Hoje, conversando com uma professora de matemática sobre o desgaste de ser professor, de estar em escola com tantos problemas como a nossa e ter que conviver, ainda, com esse calor infernal do turno da tarde, eu disse que o problema para mim não eram os alunos, os adolescentes. O maior problema eram os adultos, que não assumem suas atividades e ajudam a mudar essa realidade. Claro que tem os problemas de outra ordem, mas a responsabilidade de cada um se for assumida já contribui com uns 60% do nosso trabalho.
Logo que cheguei à Escola, por volta da 15 horas, a professora estava fora da sala e dizia que só entrava se o aluno com um celular saísse da sala. Ele estava, na realidade, fora, ouvindo musicas de aparelhagem em volume alto. Não encontrei o aluno, somente agora no final das aulas e conversei com ele. Mas, como ele já havia saído, a professora terminou o horário e ao bater a campa do recreio todos foram para a área livre.
No segundo tempo, quando deveria retomar suas atividades em sala de aula, a professora decidiu ficar assistindo ao jogo de vôlei dos alunos que não tinham ou não entraram em classe. Foram três aulas assistindo ao jogo sob o meu olhar, com sinais de já estou indo. Não foi!
Não tem como, os adolescentes são muito mais fáceis de conversar do que os macacos velhos. Até porque eles estão em formação, enquanto os docentes sentem o peso da tarefa, que as vezes já se torna pesada ainda na primeira década de atividade. Questionada, ela ainda se apresenta como vítima, como sendo a coitada dentro de um sistema que exclui meninos e meninas, que poderiam muito bem estar assistindo aula. É lamentável, mas esse rumo que preciso dar a minha vida é indispensável.

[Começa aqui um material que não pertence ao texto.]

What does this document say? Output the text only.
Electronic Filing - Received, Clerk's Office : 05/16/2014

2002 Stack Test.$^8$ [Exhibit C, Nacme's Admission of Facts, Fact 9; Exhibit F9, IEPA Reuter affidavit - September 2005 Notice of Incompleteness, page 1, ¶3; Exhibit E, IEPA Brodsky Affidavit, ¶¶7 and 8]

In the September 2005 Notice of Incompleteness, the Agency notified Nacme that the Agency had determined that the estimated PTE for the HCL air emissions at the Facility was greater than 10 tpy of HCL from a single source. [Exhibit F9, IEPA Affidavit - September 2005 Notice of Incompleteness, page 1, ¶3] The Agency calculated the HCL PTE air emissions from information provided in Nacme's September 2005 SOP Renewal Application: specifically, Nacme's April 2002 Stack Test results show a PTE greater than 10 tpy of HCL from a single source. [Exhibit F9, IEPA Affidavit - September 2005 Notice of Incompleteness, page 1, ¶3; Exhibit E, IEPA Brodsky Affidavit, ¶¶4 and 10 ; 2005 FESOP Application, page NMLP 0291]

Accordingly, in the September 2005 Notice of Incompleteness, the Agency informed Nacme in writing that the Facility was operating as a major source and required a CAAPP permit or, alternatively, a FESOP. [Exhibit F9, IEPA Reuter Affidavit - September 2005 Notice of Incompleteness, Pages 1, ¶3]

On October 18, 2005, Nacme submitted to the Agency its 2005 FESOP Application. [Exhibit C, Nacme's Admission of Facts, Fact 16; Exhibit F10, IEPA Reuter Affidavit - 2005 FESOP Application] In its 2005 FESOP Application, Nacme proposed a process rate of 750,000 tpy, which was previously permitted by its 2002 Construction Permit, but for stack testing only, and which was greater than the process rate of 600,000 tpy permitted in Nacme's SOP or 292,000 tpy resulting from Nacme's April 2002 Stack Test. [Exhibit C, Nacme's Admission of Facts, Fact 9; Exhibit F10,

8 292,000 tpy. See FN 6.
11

Aos vinte e cindo anos e alguns meses de atividade, ainda consigo conversar com jovens, brigar para que tenham um futuro melhor, sonhar com direitos humanos de crianças e adolescentes e pensar em uma atividade que possa continuar atendendo aos interesses coletivos e avanços sociais das camadas mais pobres. Não quero jogar no lixo minha simples e comum história, pois, ainda que não seja muita coisa, é a parcela de contribuição que eu, somado a tantos outros, consegui dar para que o mundo, como dizia Paulo Freire, pudesse se tornar um pouco melhor.